TORONTO - Le syndicat représentant les 4100 agents aux ventes et au service à la clientèle d’Air Canada a suspendu les pourparlers avec l'employeur, mercredi, lorsque le transporteur a voulu renégocier les échanges de quarts de travail entre collègues, une pratique en place depuis longtemps.

Unifor a indiqué qu'Air Canada avait déposé mercredi une version officielle des changements à la pratique d'échange de quarts qu'elle veut imposer à ses employés.
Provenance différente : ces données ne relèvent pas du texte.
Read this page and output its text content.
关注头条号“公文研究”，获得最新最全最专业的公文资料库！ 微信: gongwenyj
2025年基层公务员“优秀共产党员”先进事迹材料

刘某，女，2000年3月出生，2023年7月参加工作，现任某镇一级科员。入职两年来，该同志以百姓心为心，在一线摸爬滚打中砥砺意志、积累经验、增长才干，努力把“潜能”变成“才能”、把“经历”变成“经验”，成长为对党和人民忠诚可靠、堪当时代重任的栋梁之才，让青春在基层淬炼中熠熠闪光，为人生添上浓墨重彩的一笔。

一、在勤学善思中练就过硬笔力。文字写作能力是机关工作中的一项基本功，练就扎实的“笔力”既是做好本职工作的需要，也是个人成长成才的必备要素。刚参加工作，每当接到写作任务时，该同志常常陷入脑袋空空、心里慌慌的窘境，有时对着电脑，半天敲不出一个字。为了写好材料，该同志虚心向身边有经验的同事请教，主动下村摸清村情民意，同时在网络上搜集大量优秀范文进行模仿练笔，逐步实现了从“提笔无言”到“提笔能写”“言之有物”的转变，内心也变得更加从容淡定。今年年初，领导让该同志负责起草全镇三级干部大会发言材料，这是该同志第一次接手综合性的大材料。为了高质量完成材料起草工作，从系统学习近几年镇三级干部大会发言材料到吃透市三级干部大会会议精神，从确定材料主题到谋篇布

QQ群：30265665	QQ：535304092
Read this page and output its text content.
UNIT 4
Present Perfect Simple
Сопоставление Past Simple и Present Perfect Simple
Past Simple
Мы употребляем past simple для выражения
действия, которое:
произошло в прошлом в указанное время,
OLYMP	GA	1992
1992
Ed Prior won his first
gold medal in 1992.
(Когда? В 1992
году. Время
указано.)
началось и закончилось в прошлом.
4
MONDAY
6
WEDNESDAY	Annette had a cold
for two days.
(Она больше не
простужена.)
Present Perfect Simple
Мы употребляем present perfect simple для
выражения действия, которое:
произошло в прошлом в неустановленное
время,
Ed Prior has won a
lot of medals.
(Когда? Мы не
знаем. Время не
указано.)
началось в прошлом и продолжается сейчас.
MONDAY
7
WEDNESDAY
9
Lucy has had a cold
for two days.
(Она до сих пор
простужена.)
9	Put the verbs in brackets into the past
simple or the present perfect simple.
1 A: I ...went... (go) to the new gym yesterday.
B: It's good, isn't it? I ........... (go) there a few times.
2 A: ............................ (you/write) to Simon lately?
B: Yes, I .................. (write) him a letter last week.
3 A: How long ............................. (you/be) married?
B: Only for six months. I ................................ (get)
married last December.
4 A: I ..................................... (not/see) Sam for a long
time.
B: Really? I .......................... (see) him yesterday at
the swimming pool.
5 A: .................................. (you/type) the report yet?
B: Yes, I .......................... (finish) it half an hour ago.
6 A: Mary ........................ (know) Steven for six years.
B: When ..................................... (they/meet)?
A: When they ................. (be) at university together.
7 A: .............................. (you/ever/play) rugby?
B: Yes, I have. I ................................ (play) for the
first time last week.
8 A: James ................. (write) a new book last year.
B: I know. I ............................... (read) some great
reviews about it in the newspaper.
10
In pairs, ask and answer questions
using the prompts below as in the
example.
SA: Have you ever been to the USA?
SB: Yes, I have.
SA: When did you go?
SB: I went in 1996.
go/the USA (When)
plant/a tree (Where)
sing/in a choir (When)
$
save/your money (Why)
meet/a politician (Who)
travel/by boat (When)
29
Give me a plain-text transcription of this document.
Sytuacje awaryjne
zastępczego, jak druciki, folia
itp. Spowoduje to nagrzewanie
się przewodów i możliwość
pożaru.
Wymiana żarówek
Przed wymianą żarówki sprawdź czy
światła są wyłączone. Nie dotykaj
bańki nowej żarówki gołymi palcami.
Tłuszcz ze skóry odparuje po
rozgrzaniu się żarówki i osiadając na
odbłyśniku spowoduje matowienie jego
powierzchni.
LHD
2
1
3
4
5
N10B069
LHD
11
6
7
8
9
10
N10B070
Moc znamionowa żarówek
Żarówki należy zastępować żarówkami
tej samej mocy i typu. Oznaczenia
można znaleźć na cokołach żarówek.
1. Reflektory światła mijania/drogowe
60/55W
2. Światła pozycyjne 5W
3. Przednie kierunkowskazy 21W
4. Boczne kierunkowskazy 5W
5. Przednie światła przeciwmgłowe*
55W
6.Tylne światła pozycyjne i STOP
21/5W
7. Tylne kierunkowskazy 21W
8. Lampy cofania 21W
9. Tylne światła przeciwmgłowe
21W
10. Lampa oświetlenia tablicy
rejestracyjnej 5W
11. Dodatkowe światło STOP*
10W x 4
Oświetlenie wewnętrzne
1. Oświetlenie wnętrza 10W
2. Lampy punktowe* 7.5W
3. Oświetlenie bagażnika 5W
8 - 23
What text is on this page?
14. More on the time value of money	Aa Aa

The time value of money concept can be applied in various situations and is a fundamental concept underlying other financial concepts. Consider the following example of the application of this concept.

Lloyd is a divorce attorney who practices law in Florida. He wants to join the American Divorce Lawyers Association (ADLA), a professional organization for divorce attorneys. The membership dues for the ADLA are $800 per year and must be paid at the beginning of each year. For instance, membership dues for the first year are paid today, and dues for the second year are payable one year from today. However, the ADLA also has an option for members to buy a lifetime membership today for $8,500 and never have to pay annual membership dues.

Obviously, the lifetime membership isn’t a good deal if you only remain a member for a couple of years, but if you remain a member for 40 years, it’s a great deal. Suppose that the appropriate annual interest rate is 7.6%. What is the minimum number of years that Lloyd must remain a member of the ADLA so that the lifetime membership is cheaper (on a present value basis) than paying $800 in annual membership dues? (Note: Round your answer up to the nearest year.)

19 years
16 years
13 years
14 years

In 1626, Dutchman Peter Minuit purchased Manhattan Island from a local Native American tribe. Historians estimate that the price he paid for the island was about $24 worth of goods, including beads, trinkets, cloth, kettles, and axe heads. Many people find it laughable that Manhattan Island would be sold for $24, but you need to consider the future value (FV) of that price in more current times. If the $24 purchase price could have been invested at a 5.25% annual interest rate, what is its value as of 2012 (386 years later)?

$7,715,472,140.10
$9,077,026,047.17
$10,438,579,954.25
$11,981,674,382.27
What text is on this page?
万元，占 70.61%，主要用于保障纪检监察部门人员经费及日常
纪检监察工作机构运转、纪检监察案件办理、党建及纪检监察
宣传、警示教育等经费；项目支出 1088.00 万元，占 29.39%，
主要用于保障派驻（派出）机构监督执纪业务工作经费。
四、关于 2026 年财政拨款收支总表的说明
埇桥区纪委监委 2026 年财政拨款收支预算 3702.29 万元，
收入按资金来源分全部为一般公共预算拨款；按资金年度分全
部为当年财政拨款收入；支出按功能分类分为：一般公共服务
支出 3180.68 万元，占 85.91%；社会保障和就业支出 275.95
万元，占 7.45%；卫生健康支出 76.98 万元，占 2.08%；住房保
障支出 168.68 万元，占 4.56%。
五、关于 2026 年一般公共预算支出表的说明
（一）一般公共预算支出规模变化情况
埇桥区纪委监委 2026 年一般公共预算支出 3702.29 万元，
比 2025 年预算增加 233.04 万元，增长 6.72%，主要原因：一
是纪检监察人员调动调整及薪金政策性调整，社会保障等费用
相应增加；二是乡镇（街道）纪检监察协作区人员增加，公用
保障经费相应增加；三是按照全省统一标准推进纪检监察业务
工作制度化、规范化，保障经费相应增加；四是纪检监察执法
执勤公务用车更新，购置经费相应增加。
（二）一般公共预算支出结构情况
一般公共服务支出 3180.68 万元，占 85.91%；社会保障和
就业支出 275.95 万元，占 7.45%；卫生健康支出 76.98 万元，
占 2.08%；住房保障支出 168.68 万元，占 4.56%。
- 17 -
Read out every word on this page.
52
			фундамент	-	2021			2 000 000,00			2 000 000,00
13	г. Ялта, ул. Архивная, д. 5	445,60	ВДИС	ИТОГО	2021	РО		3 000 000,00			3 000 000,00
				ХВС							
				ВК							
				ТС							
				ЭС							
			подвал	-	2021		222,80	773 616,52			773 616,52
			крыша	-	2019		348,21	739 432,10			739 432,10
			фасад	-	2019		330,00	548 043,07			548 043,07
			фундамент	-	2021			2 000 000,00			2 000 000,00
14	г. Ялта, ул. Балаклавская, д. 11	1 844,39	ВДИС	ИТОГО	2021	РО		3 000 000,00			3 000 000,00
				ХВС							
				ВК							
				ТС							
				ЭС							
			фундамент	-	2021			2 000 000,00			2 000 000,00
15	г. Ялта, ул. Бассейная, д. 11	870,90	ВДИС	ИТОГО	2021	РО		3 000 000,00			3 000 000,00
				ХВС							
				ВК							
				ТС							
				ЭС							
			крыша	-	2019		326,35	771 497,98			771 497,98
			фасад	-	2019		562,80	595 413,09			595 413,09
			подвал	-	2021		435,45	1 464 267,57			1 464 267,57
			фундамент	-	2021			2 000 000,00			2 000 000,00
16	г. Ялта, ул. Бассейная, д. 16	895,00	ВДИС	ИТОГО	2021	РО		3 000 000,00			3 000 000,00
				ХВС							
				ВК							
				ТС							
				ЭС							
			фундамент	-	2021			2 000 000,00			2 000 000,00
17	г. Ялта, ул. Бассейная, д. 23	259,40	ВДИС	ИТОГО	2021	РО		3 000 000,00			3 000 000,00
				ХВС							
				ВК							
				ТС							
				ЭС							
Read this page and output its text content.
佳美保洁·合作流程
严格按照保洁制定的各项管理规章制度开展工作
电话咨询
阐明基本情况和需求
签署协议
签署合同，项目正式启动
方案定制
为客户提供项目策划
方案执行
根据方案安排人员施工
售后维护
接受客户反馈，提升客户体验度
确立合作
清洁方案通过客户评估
Or, lorsque les représentants syndicaux ont vu «l'étendue des intentions de la compagnie», ils ont «interrompu abruptement» les négociations en vue du renouvellement de la convention collective.

«Il s'agit là d'un enjeu important, qui doit être réglé avant de poursuivre les négociations», a indiqué mercredi soir le porte-parole d'Unifor, Darryl Bink, dans un courriel.

Selon le syndicat, les représentants d'Air Canada ont plaidé que ces changements étaient notamment nécessaires pour des questions de santé et sécurité, et parce qu'il est difficile de comptabiliser exactement les heures travaillées.

Un porte-parole d'Air Canada a plutôt indiqué dans un courriel que «ce mécanisme d'échange de quarts de travail devrait être modifié pour respecter la réglementation fédérale».

«Air Canada tente de mettre en application des restrictions inutiles sur nos membres», soutient de son côté Unifor dans un communiqué. «Alors que le Code canadien du travail pose certaines contraintes légales concernant les heures travaillées et la rémunération, le comité de négociation croit qu'il y a de la place pour de la flexibilité.»

«Nos membres sont extrêmement déçus de la direction de la compagnie et appuient pleinement leur comité de négociation», a déclaré la présidente de la section locale 2002 d'Unifor, Cheryl Robinson, après avoir parlé aux vice-présidents et aux présidents des districts de partout au pays.

«Air Canada doit fermer le couvercle de cette boîte de Pandore qu'elle est en train d'ouvrir, pour que nous puissions recommencer à négocier des progrès positifs sur les lieux de travail», écrit Unifor.